Appell an die Bundesregierung
Auf keinen Fall dürfe Bundeswirtschaftsministerin Katherina Reiche (CDU) daher mit ihren Plänen durchkommen, Förderprogramme für die Sanierung zusammenzustreichen. Laut Metzger geht es bundesweit um mehr als drei Milliarden Euro. An die Adresse der Bundestagsabgeordneten aus der Harz-Region appelliert Metzger, sich in Berlin für einen „Push bei der Gebäudesanierung“ starkzumachen. Zumal Altbausanierung zugleich Jobs im Baugewerbe sichere.

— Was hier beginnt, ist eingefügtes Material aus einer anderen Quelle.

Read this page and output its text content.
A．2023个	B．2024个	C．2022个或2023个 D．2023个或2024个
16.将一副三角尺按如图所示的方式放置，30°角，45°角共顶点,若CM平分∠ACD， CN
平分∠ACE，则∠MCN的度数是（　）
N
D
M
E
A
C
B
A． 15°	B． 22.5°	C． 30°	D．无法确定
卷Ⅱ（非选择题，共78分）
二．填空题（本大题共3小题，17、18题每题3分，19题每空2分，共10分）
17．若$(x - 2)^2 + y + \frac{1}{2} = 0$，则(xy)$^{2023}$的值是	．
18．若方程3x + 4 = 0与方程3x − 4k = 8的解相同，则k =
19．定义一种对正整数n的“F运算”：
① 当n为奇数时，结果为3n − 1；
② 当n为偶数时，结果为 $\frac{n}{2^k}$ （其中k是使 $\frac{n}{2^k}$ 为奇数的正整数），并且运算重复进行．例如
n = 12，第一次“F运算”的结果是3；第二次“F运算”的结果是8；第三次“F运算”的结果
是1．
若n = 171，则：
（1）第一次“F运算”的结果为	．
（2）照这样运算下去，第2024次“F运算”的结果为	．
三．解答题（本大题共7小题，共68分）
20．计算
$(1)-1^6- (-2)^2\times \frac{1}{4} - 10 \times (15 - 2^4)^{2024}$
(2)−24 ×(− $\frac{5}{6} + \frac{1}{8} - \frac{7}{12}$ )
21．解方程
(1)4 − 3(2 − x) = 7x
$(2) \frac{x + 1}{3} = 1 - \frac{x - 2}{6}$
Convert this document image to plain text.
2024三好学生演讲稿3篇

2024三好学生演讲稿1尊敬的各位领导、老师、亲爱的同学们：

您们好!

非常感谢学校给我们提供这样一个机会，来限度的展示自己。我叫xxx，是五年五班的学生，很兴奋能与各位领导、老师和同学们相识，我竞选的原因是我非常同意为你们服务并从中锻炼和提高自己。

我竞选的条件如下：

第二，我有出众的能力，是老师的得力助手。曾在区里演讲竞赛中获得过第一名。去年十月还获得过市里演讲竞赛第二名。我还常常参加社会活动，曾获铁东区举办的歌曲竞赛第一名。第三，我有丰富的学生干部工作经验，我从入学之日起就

Hingegen sei der Wohnungsbau in Deutschland aber weiter wie gelähmt. Zwar habe Bundesbauministerin Verena Hubertz (SPD) versprochen, dass „die Bagger auch wieder rollen“. Doch auf den versprochenen „Neubau-Turbo“ warteten Länder und Kommunen immer noch.
Wenn sich Eigentümer entschließen, Handwerker ins Haus zu holen, dann biete es sich an, möglichst umfassend zu sanieren: „Wenn Dach und Fassade gemacht werden müssen, dann ist es natürlich günstiger, das Gerüst nur einmal aufbauen zu müssen“, rät Metzger. „Also lieber im Rundumschlag sanieren als Stück für Stück über Jahre verteilt“, sagt Metzger. Das sei natürlich immer auch eine Frage des Portemonnaies, räumt sie ein – und der Verfügbarkeit von Handwerksbetrieben lässt sich hinzufügen.
Neben der energetischen Sanierung biete sich vor allem auch der altersgerechte Umbau an, um Seniorenwohnungen zu schaffen. „Wer ein eigenes Haus oder eine Eigentumswohnung hat, sollte rechtzeitig dafür sorgen, dass er in den eigenen vier Wänden auch alt werden kann“, rät Metzger.